The Turkic history of the khanate – on the territory of modern-day Armenia’s capital – has emerged as one of the Azerbaijani government’s main ideological weapons.
A new exhibit in Baku is showcasing never-before-shown artifacts from Yerevan’s Muslim past: the Erivan Khanate, a statelet that existed from the 16th through the 19th centuries on the territory of what is now the capital of Armenia.
The Erivan Khanate has emerged as one of Azerbaijan’s primary weapons in the historical wars it fights with Armenia, as the two countries trade claims over the “true” owners of lands across the Caucasus. Azerbaijani government rhetoric uses the history of the khanate – ruled by Turkic-speaking khans under Persian suzerainty – to try to delegitimize Armenia’s claim to its own territory and defend itself against analogous Armenian claims against its territory.
Now a high-profile exhibit devoted to the khanate displays about 300 artifacts, including paintings and miniatures, clothing, and items from the Sardar Palace, the khanate’s seat of power. The exhibition was put on by the Heydar Aliyev Center – dedicated to the former president and run by the wife of the current president, Ilham Aliyev – and the Azerbaijan Ministry of Culture.

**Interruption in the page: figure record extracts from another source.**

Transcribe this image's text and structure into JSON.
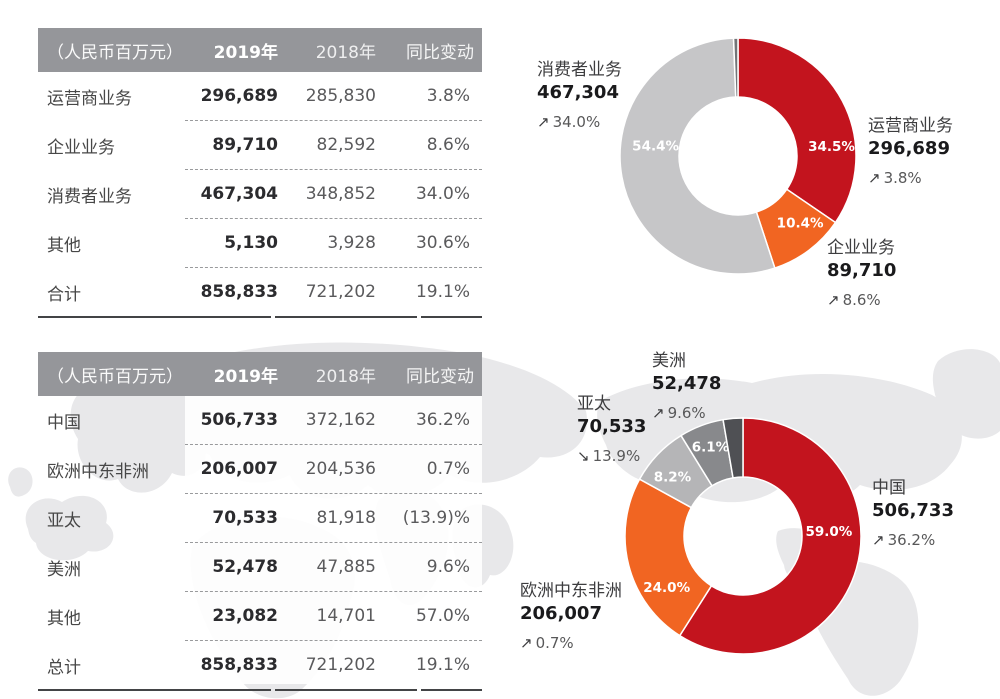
{
  "page": {
    "background": "#ffffff"
  },
  "colors": {
    "red": "#c3141e",
    "orange": "#f16522",
    "gray": "#c6c6c8",
    "lightgray": "#b5b5b7",
    "medgray": "#88898c",
    "dark1": "#737477",
    "dark2": "#4f5054",
    "header_bg": "#95969a",
    "map": "#e8e8ea"
  },
  "glyphs": {
    "up_arrow": "↗",
    "down_arrow": "↘"
  },
  "tables": [
    {
      "columns": {
        "unit": "（人民币百万元）",
        "y2019": "2019年",
        "y2018": "2018年",
        "change": "同比变动"
      },
      "rows": [
        {
          "label": "运营商业务",
          "v2019": "296,689",
          "v2018": "285,830",
          "change": "3.8%"
        },
        {
          "label": "企业业务",
          "v2019": "89,710",
          "v2018": "82,592",
          "change": "8.6%"
        },
        {
          "label": "消费者业务",
          "v2019": "467,304",
          "v2018": "348,852",
          "change": "34.0%"
        },
        {
          "label": "其他",
          "v2019": "5,130",
          "v2018": "3,928",
          "change": "30.6%"
        },
        {
          "label": "合计",
          "v2019": "858,833",
          "v2018": "721,202",
          "change": "19.1%",
          "is_total": true
        }
      ]
    },
    {
      "columns": {
        "unit": "（人民币百万元）",
        "y2019": "2019年",
        "y2018": "2018年",
        "change": "同比变动"
      },
      "rows": [
        {
          "label": "中国",
          "v2019": "506,733",
          "v2018": "372,162",
          "change": "36.2%"
        },
        {
          "label": "欧洲中东非洲",
          "v2019": "206,007",
          "v2018": "204,536",
          "change": "0.7%"
        },
        {
          "label": "亚太",
          "v2019": "70,533",
          "v2018": "81,918",
          "change": "(13.9)%"
        },
        {
          "label": "美洲",
          "v2019": "52,478",
          "v2018": "47,885",
          "change": "9.6%"
        },
        {
          "label": "其他",
          "v2019": "23,082",
          "v2018": "14,701",
          "change": "57.0%"
        },
        {
          "label": "总计",
          "v2019": "858,833",
          "v2018": "721,202",
          "change": "19.1%",
          "is_total": true
        }
      ]
    }
  ],
  "chart_data": [
    {
      "type": "pie",
      "subtype": "donut",
      "unit": "人民币百万元",
      "slices": [
        {
          "key": "carrier",
          "name": "运营商业务",
          "value": 296689,
          "amount": "296,689",
          "share": 34.5,
          "share_label": "34.5%",
          "change": "3.8%",
          "direction": "up",
          "color": "red",
          "show_share_label": true
        },
        {
          "key": "enterprise",
          "name": "企业业务",
          "value": 89710,
          "amount": "89,710",
          "share": 10.4,
          "share_label": "10.4%",
          "change": "8.6%",
          "direction": "up",
          "color": "orange",
          "show_share_label": true
        },
        {
          "key": "consumer",
          "name": "消费者业务",
          "value": 467304,
          "amount": "467,304",
          "share": 54.4,
          "share_label": "54.4%",
          "change": "34.0%",
          "direction": "up",
          "color": "gray",
          "show_share_label": true
        },
        {
          "key": "other",
          "name": "其他",
          "value": 5130,
          "amount": "5,130",
          "share": 0.6,
          "share_label": "0.6%",
          "change": "30.6%",
          "direction": "up",
          "color": "dark1",
          "show_share_label": false
        }
      ]
    },
    {
      "type": "pie",
      "subtype": "donut",
      "unit": "人民币百万元",
      "slices": [
        {
          "key": "china",
          "name": "中国",
          "value": 506733,
          "amount": "506,733",
          "share": 59.0,
          "share_label": "59.0%",
          "change": "36.2%",
          "direction": "up",
          "color": "red",
          "show_share_label": true
        },
        {
          "key": "emea",
          "name": "欧洲中东非洲",
          "value": 206007,
          "amount": "206,007",
          "share": 24.0,
          "share_label": "24.0%",
          "change": "0.7%",
          "direction": "up",
          "color": "orange",
          "show_share_label": true
        },
        {
          "key": "apac",
          "name": "亚太",
          "value": 70533,
          "amount": "70,533",
          "share": 8.2,
          "share_label": "8.2%",
          "change": "13.9%",
          "direction": "down",
          "color": "lightgray",
          "show_share_label": true
        },
        {
          "key": "americas",
          "name": "美洲",
          "value": 52478,
          "amount": "52,478",
          "share": 6.1,
          "share_label": "6.1%",
          "change": "9.6%",
          "direction": "up",
          "color": "medgray",
          "show_share_label": true
        },
        {
          "key": "other",
          "name": "其他",
          "value": 23082,
          "amount": "23,082",
          "share": 2.7,
          "share_label": "2.7%",
          "change": "57.0%",
          "direction": "up",
          "color": "dark2",
          "show_share_label": false
        }
      ]
    }
  ]
}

Much of the exhibit comes from the Georgian National Museum, which inherited the collection from the tsarist era. When Russian forces conquered Erivan in 1827, valuables were taken to Tbilisi, then the center of Russian administration in the Caucasus. The items were first stored at the Caucasian Department of the Russian Royal Geographic Society, and then were eventually inherited by the Georgian National Museum. Until now they had never been shown.
Austin Clayton is a writer based in Baku.